Y, dándole la espalda, Morales se
desentendió de él. El tipo vaciló de nuevo, sólo un instante,
antes de seguir al agente hasta uno de los coches patrulla. Se
arrellanó en el asiento trasero y su nerviosismo pareció esfumarse
por completo, ajeno a la aguda mirada que el inspector Morales
mantenía clavada en su persona.
Unos días más tarde, el inspector
contemplaba el despliegue de declaraciones, pulcramente ordenadas en
montoncitos, que cubría casi por completo la superficie de su
escritorio. Echando mano de su reconocida paciencia y de una buena
dosis de sentido común, había ido encajando las piezas del puzzle
que representaba aquella muerte y creía haberlo completado a su
entera satisfacción. Eso sí, era consciente de que ningún juez que
se preciase iba a admitir el caso a trámite, dada la absoluta y
exasperante carencia de pruebas.
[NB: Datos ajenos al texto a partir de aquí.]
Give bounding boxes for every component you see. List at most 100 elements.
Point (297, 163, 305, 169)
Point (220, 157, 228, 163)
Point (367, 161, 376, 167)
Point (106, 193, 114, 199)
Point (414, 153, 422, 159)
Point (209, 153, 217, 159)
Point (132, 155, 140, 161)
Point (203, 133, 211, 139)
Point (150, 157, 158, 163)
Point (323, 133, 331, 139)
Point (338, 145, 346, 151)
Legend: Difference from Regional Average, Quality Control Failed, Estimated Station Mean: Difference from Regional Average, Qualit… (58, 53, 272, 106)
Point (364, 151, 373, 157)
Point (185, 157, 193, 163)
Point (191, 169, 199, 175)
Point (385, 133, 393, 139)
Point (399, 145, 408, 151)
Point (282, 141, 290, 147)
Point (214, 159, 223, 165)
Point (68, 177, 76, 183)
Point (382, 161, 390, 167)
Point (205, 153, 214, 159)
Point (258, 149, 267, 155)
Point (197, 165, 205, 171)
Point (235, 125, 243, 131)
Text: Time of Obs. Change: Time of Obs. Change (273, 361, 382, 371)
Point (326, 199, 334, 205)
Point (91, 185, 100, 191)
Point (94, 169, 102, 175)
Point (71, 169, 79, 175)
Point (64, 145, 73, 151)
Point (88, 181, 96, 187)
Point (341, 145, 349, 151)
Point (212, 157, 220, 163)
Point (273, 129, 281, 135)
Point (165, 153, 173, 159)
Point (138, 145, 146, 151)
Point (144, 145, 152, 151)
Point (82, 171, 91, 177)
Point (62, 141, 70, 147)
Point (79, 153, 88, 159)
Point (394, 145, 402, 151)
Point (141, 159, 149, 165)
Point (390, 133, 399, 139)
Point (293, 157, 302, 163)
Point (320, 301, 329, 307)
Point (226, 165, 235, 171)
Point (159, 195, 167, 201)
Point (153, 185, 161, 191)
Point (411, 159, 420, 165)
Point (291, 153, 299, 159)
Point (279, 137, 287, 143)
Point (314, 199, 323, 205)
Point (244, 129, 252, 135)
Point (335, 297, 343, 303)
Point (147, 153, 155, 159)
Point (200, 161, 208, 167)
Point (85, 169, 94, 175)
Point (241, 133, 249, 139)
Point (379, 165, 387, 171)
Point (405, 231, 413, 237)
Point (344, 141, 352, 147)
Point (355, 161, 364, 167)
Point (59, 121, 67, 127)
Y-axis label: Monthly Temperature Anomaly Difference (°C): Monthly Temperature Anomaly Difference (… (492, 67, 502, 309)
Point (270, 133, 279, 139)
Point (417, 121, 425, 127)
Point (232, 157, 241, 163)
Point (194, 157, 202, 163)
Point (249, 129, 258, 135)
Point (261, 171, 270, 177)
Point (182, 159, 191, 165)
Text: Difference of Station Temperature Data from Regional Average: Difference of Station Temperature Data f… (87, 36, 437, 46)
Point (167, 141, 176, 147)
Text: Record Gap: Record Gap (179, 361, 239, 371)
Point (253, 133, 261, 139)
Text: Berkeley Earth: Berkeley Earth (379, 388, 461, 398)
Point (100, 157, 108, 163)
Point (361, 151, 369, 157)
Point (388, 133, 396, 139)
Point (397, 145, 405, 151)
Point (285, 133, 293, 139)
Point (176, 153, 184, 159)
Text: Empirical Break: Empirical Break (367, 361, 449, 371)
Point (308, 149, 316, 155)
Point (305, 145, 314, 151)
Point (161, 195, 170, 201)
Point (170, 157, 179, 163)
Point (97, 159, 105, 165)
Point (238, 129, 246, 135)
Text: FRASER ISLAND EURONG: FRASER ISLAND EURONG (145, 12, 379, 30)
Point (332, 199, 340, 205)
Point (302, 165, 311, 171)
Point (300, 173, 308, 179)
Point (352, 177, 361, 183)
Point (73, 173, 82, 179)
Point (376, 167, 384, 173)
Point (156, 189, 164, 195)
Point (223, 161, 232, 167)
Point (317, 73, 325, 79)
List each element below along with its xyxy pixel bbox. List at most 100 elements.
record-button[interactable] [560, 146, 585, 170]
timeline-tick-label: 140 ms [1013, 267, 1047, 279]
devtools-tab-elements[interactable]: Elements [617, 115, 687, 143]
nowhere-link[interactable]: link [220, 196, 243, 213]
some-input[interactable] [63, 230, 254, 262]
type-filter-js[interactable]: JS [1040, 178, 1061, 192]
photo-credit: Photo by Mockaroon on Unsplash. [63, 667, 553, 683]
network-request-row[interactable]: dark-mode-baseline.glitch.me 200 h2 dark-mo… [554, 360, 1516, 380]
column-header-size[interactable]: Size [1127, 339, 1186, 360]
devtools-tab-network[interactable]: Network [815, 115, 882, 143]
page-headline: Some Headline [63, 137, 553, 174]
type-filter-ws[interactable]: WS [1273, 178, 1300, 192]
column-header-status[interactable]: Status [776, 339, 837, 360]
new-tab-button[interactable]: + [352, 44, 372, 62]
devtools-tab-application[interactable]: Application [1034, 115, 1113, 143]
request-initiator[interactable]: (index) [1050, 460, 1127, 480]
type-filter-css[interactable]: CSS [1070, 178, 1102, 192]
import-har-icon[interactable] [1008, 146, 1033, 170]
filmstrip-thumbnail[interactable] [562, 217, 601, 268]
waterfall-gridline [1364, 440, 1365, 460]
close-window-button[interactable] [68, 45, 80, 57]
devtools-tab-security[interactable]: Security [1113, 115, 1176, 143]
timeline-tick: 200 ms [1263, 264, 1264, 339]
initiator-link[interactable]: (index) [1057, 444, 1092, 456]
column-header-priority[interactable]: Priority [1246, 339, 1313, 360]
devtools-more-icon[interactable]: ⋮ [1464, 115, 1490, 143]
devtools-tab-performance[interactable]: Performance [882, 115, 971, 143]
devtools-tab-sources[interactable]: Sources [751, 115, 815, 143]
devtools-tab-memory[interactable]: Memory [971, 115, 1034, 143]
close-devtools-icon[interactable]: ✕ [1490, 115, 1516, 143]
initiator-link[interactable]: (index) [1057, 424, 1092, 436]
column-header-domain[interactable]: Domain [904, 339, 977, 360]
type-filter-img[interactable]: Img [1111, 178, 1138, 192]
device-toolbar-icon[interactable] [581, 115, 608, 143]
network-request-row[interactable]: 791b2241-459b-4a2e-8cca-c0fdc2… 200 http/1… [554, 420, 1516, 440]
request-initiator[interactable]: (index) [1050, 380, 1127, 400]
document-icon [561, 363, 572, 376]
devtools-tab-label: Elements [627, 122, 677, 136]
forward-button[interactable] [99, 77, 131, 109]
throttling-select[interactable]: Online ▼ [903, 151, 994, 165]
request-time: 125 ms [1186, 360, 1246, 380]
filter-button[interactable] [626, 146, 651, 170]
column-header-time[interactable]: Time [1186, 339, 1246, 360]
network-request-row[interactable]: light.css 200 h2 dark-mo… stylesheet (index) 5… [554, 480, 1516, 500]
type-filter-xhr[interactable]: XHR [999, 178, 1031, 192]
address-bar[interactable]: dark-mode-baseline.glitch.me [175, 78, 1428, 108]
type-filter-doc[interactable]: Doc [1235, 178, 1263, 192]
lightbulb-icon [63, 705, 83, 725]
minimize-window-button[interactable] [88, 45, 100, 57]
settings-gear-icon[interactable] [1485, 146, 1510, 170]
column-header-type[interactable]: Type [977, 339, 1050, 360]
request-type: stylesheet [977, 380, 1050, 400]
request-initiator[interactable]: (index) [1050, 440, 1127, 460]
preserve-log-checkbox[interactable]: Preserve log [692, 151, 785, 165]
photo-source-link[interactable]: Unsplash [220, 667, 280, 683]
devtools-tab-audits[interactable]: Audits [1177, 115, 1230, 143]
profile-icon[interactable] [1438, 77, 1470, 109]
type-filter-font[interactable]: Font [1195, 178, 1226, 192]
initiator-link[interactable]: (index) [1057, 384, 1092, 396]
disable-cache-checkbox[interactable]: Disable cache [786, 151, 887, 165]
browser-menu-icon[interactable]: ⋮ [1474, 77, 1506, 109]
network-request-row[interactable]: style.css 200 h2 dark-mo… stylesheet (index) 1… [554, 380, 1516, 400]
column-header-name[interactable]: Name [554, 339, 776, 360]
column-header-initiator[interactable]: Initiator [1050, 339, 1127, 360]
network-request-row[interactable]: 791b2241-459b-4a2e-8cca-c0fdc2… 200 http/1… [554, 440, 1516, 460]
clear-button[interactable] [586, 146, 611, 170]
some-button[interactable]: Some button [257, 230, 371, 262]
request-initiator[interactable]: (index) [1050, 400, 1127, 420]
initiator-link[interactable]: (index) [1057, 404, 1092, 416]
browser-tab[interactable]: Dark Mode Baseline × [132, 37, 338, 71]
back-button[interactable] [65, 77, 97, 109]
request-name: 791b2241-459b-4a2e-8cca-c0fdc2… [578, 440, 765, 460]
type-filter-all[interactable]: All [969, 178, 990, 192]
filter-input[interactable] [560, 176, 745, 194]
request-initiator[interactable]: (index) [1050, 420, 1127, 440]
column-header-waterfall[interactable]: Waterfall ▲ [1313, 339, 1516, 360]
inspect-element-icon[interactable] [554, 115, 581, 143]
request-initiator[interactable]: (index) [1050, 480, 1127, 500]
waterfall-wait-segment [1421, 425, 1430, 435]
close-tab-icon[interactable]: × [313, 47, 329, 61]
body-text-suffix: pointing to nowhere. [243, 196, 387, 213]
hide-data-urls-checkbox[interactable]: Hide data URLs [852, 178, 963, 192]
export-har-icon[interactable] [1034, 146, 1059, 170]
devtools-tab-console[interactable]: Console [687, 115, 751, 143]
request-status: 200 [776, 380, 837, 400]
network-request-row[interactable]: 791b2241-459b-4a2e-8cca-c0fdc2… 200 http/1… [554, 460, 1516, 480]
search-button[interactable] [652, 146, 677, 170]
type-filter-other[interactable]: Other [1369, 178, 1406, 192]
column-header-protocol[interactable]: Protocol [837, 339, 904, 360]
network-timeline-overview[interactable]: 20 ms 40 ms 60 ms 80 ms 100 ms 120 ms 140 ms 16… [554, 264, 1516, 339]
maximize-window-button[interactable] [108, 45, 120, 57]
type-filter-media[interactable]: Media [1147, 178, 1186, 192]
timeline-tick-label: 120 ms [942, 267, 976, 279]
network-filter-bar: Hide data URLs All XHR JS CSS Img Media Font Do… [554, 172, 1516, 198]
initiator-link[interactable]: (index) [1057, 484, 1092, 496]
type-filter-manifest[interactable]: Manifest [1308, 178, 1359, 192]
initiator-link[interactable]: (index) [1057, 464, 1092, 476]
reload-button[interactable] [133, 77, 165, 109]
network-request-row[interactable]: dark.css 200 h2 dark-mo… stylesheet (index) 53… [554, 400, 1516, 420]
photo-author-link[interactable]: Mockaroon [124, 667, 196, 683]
Sólo tenía eso: declaraciones.
Del tipo del chándal, que alegaba
no conocer de nada a la víctima. De la señora Sanz, que afirmaba
que su marido mantenía una relación con la muchacha y que le había
amenazado con el divorcio si no volvía al redil de inmediato. Del
consejero financiero de Sanz, que aseguraba que su empresa se
encontraba en “situación delicada” y que, sin el dinero que le
inyectaba regularmente su mujer, no tardaría en irse a pique. De una
vecina trasnochadora, que le había visto salir a correr una hora
antes de su llamada a Emergencias, cuando el trayecto hasta el
acantilado no llevaba más de treinta minutos andando. De la madre de
la joven, a quien ella había confesado que estaba muy enamorada pero
que, por el momento, debía ser discreta porque había “asuntos que
arreglar”.
Morales suspiró. Todo indicaba que
Sanz se había reunido con la chica en el acantilado. ¿Intentó
cortar con ella, discutieron y la empujó en un acceso de furia? ¿O
fue una caída accidental, como resultado de la pelea? Incluso era
posible que el hombre la hubiera citado allí con la intención
premeditada de quitársela de encima de manera expeditiva y
terminante. En cualquiera de los casos, no había ninguna prueba
física ni forense que le relacionase con la muerte de la muchacha.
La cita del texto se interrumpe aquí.